One solution to these challenges is to spin the technologies out through a venture studio model. Investors grappling with whether to bet on the idea or the team will find that neither option alone is a strong indicator for success. Instead, they may consider turning instead to venture studio models, which offer their investing partners a more systematic and effective approach to building successful companies. A life science venture studio like VIC Tech can provide investors with both elite horses and talented, experienced jockeys to invest in. Venture studios typically have a team of industry experts, including seasoned entrepreneurs, scientists, and investors, who conduct thorough due diligence on potential startup ideas. This independent evaluation helps to validate market opportunities, assess technical feasibility, and identify potential pitfalls early on. By leveraging their collective experience and networks, venture studios refine and de-risk startup concepts before investing significant resources.
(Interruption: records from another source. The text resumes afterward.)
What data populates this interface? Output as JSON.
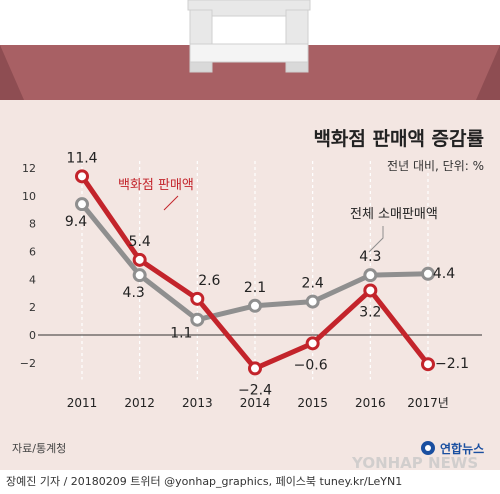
{
  "colors": {
    "background": "#f3e6e2",
    "bag_frame": "#a86064",
    "handle": "#e6e6e6",
    "dept_store_line": "#c3242b",
    "retail_line": "#8f8f8f",
    "axis": "#333333"
  },
  "header": {
    "title": "백화점 판매액 증감률",
    "unit": "전년 대비, 단위: %"
  },
  "chart_data": {
    "type": "line",
    "title": "백화점 판매액 증감률",
    "subtitle": "전년 대비, 단위: %",
    "x": [
      "2011",
      "2012",
      "2013",
      "2014",
      "2015",
      "2016",
      "2017년"
    ],
    "ylim": [
      -3,
      13
    ],
    "yticks": [
      "12",
      "10",
      "8",
      "6",
      "4",
      "2",
      "0",
      "−2"
    ],
    "ytick_values": [
      12,
      10,
      8,
      6,
      4,
      2,
      0,
      -2
    ],
    "grid": "vertical-dashed",
    "series": [
      {
        "name": "백화점 판매액",
        "color": "#c3242b",
        "values": [
          11.4,
          5.4,
          2.6,
          -2.4,
          -0.6,
          3.2,
          -2.1
        ],
        "labels": [
          "11.4",
          "5.4",
          "2.6",
          "−2.4",
          "−0.6",
          "3.2",
          "−2.1"
        ]
      },
      {
        "name": "전체 소매판매액",
        "color": "#8f8f8f",
        "values": [
          9.4,
          4.3,
          1.1,
          2.1,
          2.4,
          4.3,
          4.4
        ],
        "labels": [
          "9.4",
          "4.3",
          "1.1",
          "2.1",
          "2.4",
          "4.3",
          "4.4"
        ]
      }
    ]
  },
  "source": "자료/통계청",
  "logo": "연합뉴스",
  "watermark": "YONHAP NEWS",
  "footer": "장예진 기자 / 20180209 트위터 @yonhap_graphics, 페이스북 tuney.kr/LeYN1"
}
Moreover, venture studios often have an established network of experienced professionals, including scientists, engineers, regulatory specialists, and business development professionals, who can be deployed to support portfolio companies. This access to a talent pool with diverse expertise allows startups to quickly assemble a skilled team without the challenges of independent recruitment. The in-house teams for venture studios like VIC Tech are deeply experienced at getting companies launched   and positioning them for growth and success. VIC Tech places the founding capital, the initial team, and a complete support infrastructure into every new venture it launches. Additionally, venture studios may offer shared resources and infrastructure, such as laboratory facilities, legal and financial services, regulatory expertise, and industry partnerships, which can significantly accelerate the development and commercialization process for life science ventures.

The foundational intellectual property is exclusively licensed from the given university (or other research institution) and the professor/inventor is typically a co-founder and technical advisor to the startup. As a key advisor, their primary responsibility is to provide strategic guidance, mentorship, and subject matter expertise to the company. One of the important contributions of the professor/inventor advisor is their deep domain knowledge and understanding of the technology or innovation being developed by the startup. They can offer insights into the scientific or technical aspects of the product and help navigate complex challenges that may arise in the continued development of the technology.
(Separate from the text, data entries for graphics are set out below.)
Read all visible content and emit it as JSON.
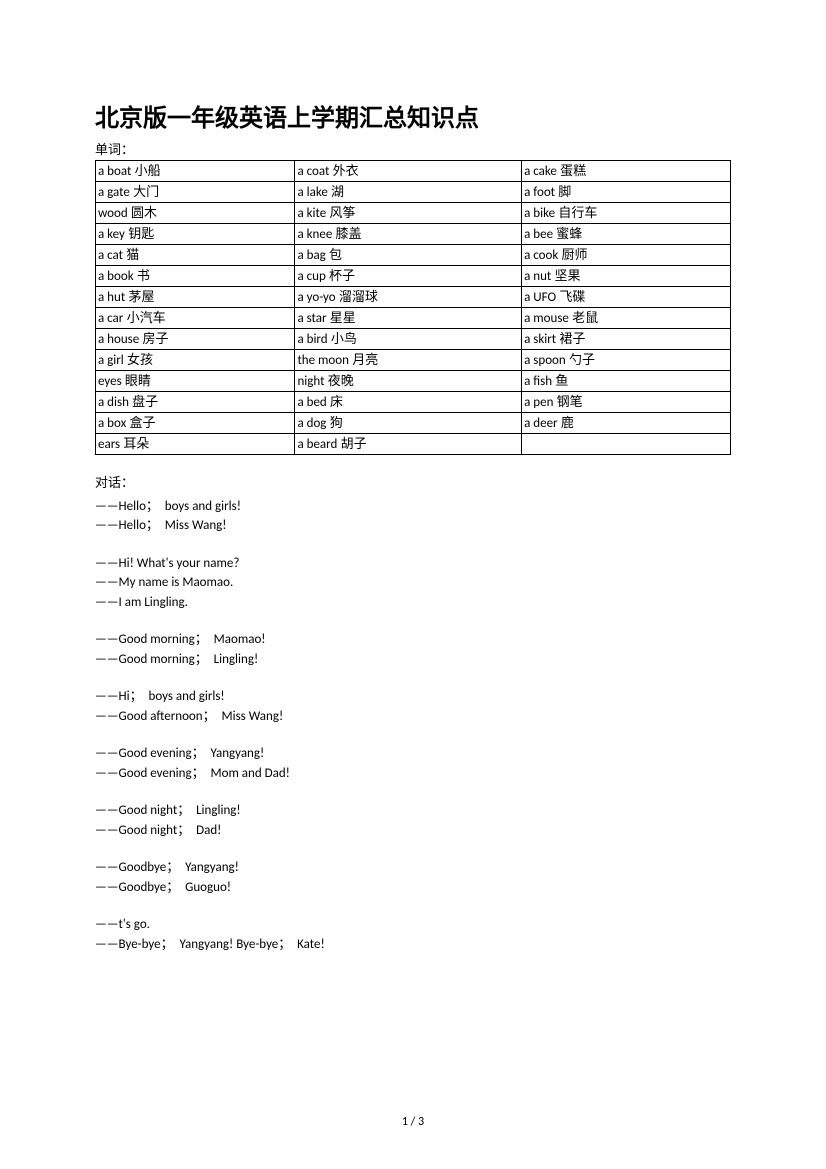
{
  "title": "北京版一年级英语上学期汇总知识点",
  "vocab_label": "单词：",
  "table": {
    "rows": [
      [
        {
          "eng": "a boat",
          "chn": " 小船"
        },
        {
          "eng": "a coat",
          "chn": " 外衣"
        },
        {
          "eng": "a cake",
          "chn": " 蛋糕"
        }
      ],
      [
        {
          "eng": "a gate",
          "chn": " 大门"
        },
        {
          "eng": "a lake",
          "chn": " 湖"
        },
        {
          "eng": "a foot",
          "chn": " 脚"
        }
      ],
      [
        {
          "eng": "wood",
          "chn": " 圆木"
        },
        {
          "eng": "a kite",
          "chn": " 风筝"
        },
        {
          "eng": "a bike",
          "chn": " 自行车"
        }
      ],
      [
        {
          "eng": "a key",
          "chn": " 钥匙"
        },
        {
          "eng": "a knee",
          "chn": " 膝盖"
        },
        {
          "eng": "a bee",
          "chn": " 蜜蜂"
        }
      ],
      [
        {
          "eng": "a cat",
          "chn": " 猫"
        },
        {
          "eng": "a bag",
          "chn": " 包"
        },
        {
          "eng": "a cook",
          "chn": " 厨师"
        }
      ],
      [
        {
          "eng": "a book",
          "chn": " 书"
        },
        {
          "eng": "a cup",
          "chn": " 杯子"
        },
        {
          "eng": "a nut",
          "chn": " 坚果"
        }
      ],
      [
        {
          "eng": "a hut",
          "chn": " 茅屋"
        },
        {
          "eng": "a yo-yo",
          "chn": " 溜溜球"
        },
        {
          "eng": "a UFO",
          "chn": " 飞碟"
        }
      ],
      [
        {
          "eng": "a car",
          "chn": " 小汽车"
        },
        {
          "eng": "a star",
          "chn": " 星星"
        },
        {
          "eng": "a mouse",
          "chn": " 老鼠"
        }
      ],
      [
        {
          "eng": "a house",
          "chn": " 房子"
        },
        {
          "eng": "a bird",
          "chn": " 小鸟"
        },
        {
          "eng": "a skirt",
          "chn": " 裙子"
        }
      ],
      [
        {
          "eng": "a girl",
          "chn": " 女孩"
        },
        {
          "eng": "the moon",
          "chn": " 月亮"
        },
        {
          "eng": "a spoon",
          "chn": " 勺子"
        }
      ],
      [
        {
          "eng": "eyes",
          "chn": " 眼睛"
        },
        {
          "eng": "night",
          "chn": " 夜晚"
        },
        {
          "eng": "a fish",
          "chn": " 鱼"
        }
      ],
      [
        {
          "eng": "a dish",
          "chn": " 盘子"
        },
        {
          "eng": "a bed",
          "chn": " 床"
        },
        {
          "eng": "a pen",
          "chn": " 钢笔"
        }
      ],
      [
        {
          "eng": "a box",
          "chn": " 盒子"
        },
        {
          "eng": "a dog",
          "chn": " 狗"
        },
        {
          "eng": "a deer",
          "chn": " 鹿"
        }
      ],
      [
        {
          "eng": "ears",
          "chn": " 耳朵"
        },
        {
          "eng": "a beard",
          "chn": " 胡子"
        },
        {
          "eng": "",
          "chn": ""
        }
      ]
    ]
  },
  "dialogue_label": "对话：",
  "dialogues": [
    [
      "——Hello；  boys and girls!",
      "——Hello；  Miss Wang!"
    ],
    [
      "——Hi! What's your name?",
      "——My name is Maomao.",
      "——I am Lingling."
    ],
    [
      "——Good morning；  Maomao!",
      "——Good morning；  Lingling!"
    ],
    [
      "——Hi；  boys and girls!",
      "——Good afternoon；  Miss Wang!"
    ],
    [
      "——Good evening；  Yangyang!",
      "——Good evening；  Mom and Dad!"
    ],
    [
      "——Good night；  Lingling!",
      "——Good night；  Dad!"
    ],
    [
      "——Goodbye；  Yangyang!",
      "——Goodbye；  Guoguo!"
    ],
    [
      "——t's go.",
      "——Bye-bye；  Yangyang! Bye-bye；  Kate!"
    ]
  ],
  "page_number": "1  /  3"
}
Traditional investment strategies often involve spreading significant funds across multiple startups, hoping for a few big wins to cover losses. This approach, common among venture capitalists and accelerators, relies on taking numerous chances in the hope of hitting a home run. Conversely, venture studios represent a paradigm shift in investment strategy. Operating as institutionalized co-founders, these studios focus on identifying a few key problems each year and then matching them with the right talent and resources. By concentrating 100% of their efforts on these selected ventures, venture studios facilitate rapid development of their portfolio companies and help them overcome the challenges that always arise. Data supports the efficacy of this model. For instance, studies show that startup studios tend to outperform traditional investment methods in terms of success rates and returns on investment. At VIC Tech, our affiliated individual investors in the VIC Investor Network have seen a combined 38% IRR across all 40+ investments made since the network was formed in 2013. A venture studio’s ability to strategically allocate resources, provide mentorship, and foster collaboration between diverse teams contributes significantly to their success.

In conclusion, while the debate between betting on the idea or the team persists in startup investing, the emergence of venture studios offers a compelling alternative especially in sectors such as life science that face high barriers to getting to market (but also provide high reward). When co-investing with a good venture studio choosing to emphasize the horse or the jockey is unnecessary – the investor can get both.